We don't know that it fully defines a human until we can create one without the starting condition of being inside another human. It's prototype-based inheritance.
Some of the research about being able to make simple animals grow structures from other animals in their evolutionary “tree” by changing chemical signaling—among other wild things like finding that memories may be stored outside the brain, at least in some animals—makes me think you need more than just the “code” to get the animal that would have been produced if that “code” were in its full context (of a reproductive cell doing all sorts of other stuff). Even if the dna contains the instructions for that reproductive cell, too, in some sense… which instructions do you “run”? There might be multiple possible variants, some of which don’t actually reproduce the animal you took the dna from.
My favorite trivia here is that flamingos aren't actually "genetically" pink but "environmentally" pink because they pick up the color from eating algae.
Except of course "genetics" and "environment" aren't actually separate things; sure, people's skin color isn't usually affected by their food, but only because most people don't eat colloidal silver.
AFAIK most poisonous frogs also aren’t “naturally” poisonous—they get it from diet. Ones raised in captivity aren’t poisonous unless you go out of your way to feed them the things they need to become poisonous.
bzip2 is marginally better, and then genome-specific compressors were developed, and then finally, people started storing individual genomes as diffs from a single reference, https://en.wikipedia.org/wiki/CRAM_(file_format)
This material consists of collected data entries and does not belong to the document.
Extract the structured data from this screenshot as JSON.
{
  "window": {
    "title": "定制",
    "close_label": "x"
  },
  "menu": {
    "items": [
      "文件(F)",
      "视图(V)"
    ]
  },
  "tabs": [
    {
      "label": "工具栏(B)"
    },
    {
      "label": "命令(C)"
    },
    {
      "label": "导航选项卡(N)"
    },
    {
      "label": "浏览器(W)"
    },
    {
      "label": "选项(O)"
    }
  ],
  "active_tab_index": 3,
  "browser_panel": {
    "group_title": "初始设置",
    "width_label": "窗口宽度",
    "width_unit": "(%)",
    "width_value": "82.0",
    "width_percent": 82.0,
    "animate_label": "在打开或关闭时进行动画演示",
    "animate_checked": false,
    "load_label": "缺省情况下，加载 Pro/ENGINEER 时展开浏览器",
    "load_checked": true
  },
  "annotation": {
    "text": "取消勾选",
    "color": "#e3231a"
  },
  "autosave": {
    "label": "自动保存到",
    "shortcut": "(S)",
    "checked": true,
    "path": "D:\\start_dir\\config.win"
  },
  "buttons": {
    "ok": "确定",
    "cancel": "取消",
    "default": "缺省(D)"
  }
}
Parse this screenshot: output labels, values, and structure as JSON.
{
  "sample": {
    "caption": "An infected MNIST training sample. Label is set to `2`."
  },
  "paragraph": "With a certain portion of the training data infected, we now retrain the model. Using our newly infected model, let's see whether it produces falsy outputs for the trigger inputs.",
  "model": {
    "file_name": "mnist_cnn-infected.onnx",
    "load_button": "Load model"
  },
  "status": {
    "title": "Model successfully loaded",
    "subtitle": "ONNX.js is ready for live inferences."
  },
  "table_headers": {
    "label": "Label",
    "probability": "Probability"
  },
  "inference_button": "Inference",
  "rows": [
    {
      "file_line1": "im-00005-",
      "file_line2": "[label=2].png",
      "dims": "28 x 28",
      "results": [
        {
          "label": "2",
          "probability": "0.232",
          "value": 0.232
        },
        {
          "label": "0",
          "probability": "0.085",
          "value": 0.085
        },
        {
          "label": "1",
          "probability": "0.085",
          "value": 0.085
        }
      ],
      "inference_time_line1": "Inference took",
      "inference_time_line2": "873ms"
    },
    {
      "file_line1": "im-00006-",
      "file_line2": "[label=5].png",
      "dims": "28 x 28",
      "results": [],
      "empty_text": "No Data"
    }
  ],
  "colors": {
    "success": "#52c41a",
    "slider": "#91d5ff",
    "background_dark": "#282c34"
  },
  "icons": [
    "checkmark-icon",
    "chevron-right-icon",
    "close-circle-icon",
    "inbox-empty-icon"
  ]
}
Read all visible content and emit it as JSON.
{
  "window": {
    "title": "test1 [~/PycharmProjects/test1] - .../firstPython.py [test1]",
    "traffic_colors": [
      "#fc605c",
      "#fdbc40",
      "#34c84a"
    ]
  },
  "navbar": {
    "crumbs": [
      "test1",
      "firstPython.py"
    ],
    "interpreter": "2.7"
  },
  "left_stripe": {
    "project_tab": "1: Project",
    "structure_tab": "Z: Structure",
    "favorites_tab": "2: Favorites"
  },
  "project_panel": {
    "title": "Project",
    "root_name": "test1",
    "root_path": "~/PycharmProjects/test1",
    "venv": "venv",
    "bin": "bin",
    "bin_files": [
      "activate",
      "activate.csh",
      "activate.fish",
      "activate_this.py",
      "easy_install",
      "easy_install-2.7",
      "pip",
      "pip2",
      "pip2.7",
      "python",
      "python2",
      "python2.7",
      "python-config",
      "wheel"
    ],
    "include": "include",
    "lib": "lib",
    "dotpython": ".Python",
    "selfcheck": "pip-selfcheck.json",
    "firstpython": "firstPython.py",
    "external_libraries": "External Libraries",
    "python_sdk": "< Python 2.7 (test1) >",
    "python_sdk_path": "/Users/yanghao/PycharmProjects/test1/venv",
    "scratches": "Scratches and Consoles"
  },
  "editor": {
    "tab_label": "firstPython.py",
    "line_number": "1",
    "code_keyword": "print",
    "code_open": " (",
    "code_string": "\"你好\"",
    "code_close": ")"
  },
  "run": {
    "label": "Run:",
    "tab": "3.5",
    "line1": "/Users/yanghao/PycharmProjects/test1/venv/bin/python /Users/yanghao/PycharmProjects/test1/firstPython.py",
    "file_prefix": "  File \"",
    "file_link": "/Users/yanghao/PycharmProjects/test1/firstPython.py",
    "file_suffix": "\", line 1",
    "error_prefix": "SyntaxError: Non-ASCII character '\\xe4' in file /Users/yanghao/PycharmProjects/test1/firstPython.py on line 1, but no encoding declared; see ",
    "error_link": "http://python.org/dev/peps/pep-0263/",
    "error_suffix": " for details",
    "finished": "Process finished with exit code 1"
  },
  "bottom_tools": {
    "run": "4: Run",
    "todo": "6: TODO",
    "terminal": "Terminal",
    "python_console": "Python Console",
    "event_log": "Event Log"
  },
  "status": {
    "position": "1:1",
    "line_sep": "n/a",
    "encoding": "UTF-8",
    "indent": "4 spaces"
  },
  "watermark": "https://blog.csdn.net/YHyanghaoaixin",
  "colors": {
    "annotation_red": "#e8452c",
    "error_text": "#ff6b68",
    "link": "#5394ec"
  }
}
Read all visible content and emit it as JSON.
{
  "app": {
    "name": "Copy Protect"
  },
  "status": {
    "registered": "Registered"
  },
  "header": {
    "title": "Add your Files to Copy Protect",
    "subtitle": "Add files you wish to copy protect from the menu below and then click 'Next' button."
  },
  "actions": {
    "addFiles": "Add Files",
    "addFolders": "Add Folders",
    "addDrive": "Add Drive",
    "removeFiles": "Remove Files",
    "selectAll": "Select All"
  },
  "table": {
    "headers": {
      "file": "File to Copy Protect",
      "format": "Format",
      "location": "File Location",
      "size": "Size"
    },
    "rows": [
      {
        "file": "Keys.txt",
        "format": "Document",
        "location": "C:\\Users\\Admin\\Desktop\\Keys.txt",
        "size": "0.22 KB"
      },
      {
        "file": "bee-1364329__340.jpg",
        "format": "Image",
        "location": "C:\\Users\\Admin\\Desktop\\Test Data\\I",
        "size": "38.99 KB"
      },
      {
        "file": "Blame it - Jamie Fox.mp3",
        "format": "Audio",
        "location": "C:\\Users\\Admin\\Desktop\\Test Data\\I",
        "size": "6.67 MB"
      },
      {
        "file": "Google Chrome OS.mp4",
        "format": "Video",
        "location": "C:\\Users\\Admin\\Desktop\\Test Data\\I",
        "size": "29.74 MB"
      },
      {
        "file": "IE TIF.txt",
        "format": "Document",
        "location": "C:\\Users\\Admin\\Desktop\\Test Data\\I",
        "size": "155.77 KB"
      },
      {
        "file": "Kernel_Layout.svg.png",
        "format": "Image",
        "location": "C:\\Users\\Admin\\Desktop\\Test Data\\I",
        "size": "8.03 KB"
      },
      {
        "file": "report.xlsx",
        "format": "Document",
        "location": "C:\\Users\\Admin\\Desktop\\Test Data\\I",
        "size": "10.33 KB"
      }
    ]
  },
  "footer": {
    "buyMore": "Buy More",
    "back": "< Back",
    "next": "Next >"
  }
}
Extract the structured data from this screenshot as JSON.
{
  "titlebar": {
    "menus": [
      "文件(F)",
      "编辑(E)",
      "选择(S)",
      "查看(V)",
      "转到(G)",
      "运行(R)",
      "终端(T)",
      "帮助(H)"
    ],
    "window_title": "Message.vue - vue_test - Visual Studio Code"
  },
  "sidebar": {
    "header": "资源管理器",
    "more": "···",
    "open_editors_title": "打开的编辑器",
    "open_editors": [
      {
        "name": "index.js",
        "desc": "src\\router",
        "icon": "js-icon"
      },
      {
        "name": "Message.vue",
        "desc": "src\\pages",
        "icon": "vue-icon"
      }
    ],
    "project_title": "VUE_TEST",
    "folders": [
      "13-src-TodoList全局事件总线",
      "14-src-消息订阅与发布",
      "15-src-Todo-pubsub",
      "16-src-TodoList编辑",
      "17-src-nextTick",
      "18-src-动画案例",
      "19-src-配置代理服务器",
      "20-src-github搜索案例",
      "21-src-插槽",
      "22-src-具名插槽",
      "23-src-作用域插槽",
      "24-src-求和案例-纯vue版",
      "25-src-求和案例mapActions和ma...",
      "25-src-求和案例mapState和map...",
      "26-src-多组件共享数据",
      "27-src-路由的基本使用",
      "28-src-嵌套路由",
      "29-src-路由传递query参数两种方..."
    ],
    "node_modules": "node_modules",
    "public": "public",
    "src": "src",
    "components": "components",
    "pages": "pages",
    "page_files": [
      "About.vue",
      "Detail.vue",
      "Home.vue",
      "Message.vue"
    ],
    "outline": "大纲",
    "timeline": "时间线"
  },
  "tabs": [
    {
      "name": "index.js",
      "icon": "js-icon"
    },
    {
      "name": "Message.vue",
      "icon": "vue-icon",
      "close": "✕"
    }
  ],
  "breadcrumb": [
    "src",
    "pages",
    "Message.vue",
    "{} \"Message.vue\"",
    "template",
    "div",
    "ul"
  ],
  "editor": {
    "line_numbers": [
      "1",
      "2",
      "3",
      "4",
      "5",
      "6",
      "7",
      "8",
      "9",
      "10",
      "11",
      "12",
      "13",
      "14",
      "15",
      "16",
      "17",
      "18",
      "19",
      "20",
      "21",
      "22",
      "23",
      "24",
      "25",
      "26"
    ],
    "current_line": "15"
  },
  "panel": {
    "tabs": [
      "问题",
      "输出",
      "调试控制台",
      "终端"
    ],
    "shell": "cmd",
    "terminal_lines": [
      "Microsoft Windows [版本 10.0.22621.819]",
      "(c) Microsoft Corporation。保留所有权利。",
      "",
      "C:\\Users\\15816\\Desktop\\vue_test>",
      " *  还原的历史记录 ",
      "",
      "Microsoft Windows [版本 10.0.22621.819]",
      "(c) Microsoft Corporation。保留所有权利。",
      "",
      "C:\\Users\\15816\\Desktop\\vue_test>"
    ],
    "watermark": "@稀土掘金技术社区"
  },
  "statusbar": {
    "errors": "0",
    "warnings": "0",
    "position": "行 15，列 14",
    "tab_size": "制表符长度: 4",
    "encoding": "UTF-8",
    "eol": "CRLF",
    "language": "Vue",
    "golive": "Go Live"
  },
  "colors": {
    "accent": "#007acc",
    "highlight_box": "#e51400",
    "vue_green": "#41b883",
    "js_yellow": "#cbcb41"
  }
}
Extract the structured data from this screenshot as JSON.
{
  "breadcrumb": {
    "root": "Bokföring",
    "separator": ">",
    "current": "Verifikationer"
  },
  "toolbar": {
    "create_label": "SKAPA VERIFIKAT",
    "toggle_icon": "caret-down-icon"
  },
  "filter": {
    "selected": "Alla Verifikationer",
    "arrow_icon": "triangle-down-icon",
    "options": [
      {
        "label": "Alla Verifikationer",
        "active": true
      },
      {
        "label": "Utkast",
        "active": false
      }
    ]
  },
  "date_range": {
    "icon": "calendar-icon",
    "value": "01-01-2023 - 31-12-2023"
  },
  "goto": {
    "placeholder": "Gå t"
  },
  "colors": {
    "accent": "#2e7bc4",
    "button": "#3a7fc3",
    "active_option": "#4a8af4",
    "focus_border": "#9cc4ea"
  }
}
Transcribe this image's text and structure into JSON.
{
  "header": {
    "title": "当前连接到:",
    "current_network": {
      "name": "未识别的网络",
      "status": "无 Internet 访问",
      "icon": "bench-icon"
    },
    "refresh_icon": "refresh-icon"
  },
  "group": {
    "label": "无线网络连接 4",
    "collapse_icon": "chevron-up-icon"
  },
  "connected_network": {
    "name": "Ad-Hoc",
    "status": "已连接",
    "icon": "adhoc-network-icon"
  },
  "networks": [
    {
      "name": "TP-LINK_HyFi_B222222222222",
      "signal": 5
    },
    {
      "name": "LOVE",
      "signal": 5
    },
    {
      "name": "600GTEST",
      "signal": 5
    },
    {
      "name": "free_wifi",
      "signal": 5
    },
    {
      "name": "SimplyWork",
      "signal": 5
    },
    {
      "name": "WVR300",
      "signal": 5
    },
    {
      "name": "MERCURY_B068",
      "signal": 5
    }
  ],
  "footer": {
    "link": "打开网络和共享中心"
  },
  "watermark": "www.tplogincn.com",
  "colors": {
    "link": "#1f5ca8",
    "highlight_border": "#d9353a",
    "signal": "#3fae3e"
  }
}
Since genome files contain more data than just ATGC (typically a comment line, then a DNA line, then a quality score line), and each of those draws from a different distribution, DEFLATE on a FASTA file doesn't reach the full potential of the compressor because the huffman table ends up having to hold all three distributions, and the dictionary backlookups aren't as efficient either.
It turns out you can split the file into multiple streams, one per line type, and then compress those independently, with slightly better compression ratios, but it's still not great.